I could tell you about how I lost everything dating a musician and but found my love and passion for music. I learned to play better. I play the flute. I have for a long time. I risked it all, and lost it all, but I don’t regret it. I did that.
I could talk about being a gypsy, just doing what makes my heart feel right. I’m doing that now.
I could talk about how I grew into my looks. I became pretty. I formed an attitude, my attitude. I got louder, unfortunately for those around me. I wanted to be centre of attention, I still do. I became a little more me.

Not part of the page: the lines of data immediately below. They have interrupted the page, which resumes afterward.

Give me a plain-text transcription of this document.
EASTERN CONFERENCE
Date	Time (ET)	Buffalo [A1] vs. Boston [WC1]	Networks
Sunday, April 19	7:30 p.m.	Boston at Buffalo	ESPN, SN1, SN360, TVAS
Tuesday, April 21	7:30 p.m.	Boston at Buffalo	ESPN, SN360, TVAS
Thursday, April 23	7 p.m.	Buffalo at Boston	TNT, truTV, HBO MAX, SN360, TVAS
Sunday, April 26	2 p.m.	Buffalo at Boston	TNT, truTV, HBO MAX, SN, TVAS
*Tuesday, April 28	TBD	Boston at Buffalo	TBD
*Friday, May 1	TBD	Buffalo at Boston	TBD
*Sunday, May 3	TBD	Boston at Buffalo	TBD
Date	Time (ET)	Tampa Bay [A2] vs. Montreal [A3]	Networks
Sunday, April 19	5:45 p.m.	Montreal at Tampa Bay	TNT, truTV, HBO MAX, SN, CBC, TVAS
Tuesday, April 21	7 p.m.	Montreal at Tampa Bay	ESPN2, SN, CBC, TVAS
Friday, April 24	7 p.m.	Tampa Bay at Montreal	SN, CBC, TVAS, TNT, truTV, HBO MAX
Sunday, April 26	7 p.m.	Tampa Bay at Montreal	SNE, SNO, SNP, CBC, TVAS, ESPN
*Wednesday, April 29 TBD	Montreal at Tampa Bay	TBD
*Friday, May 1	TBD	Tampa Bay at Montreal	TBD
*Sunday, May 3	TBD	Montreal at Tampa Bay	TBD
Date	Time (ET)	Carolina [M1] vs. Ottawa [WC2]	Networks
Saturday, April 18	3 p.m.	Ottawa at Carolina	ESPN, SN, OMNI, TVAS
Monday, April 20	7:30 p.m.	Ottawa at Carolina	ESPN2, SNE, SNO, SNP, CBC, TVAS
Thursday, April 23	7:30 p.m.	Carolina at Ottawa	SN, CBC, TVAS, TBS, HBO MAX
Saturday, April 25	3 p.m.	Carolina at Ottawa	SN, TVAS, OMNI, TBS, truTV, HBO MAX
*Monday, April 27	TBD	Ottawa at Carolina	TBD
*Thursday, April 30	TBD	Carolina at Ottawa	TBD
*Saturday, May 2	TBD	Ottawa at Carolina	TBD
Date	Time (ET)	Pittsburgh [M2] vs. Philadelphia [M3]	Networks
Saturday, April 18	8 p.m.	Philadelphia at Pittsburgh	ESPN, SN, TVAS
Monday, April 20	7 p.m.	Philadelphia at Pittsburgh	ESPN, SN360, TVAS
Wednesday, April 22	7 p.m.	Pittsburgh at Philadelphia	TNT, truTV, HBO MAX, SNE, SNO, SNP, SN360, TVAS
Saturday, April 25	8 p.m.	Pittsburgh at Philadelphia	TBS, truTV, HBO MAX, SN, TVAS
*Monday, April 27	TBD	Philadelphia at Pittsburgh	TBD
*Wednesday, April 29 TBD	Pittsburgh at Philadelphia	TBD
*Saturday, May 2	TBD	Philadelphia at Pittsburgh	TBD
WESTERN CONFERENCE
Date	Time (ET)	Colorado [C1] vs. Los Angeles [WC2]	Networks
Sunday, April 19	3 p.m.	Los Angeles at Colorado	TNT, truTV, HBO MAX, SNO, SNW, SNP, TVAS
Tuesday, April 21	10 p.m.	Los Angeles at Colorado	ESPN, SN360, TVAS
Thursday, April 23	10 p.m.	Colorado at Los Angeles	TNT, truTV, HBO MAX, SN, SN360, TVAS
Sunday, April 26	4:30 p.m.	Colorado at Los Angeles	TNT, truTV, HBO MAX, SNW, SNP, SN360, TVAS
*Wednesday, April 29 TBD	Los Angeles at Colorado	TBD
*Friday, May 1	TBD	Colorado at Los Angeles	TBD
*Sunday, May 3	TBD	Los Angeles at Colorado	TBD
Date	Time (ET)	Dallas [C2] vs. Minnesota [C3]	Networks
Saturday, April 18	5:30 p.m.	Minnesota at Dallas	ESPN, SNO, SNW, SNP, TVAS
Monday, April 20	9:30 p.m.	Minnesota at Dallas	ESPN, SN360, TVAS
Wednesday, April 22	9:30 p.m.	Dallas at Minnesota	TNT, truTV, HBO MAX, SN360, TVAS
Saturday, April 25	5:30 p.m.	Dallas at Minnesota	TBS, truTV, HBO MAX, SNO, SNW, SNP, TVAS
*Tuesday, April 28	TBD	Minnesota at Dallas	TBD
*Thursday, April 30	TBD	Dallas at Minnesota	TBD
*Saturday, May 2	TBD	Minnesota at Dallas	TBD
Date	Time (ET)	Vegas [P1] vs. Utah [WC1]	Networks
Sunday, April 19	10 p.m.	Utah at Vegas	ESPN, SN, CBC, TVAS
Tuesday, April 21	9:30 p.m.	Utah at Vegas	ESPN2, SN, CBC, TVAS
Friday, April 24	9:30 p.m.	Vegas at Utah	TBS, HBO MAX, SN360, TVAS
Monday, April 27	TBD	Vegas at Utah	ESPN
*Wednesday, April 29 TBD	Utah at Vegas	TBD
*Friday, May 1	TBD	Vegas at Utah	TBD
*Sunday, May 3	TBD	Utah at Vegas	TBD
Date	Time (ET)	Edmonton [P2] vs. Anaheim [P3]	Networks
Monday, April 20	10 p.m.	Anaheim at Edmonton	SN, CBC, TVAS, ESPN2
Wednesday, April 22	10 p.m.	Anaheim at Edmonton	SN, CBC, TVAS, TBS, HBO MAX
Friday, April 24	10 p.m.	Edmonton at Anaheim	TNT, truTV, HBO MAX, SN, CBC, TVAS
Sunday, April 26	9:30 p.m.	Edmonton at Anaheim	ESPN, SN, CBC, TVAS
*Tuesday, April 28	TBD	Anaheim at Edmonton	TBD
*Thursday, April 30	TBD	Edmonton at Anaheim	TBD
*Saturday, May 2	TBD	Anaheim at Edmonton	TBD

I could also tell you how I STILL struggled through all of that, searching to find who I am. I am still doing that. I want to tell you about how I am still not sure of what I’m supposed to do. I still don’t know what I want to be when I grow up. I want to be a writer, I want to be famous, I want to be a chef, I don’t want to be a mom, but I want someone to grow old with… I’m 33 years old and I’m still working on that.
I still don’t have it all figured out, maybe I never will.
I do know one thing however, after everything I’ve said…
I am Mandy, Now With 100% More Tattoos.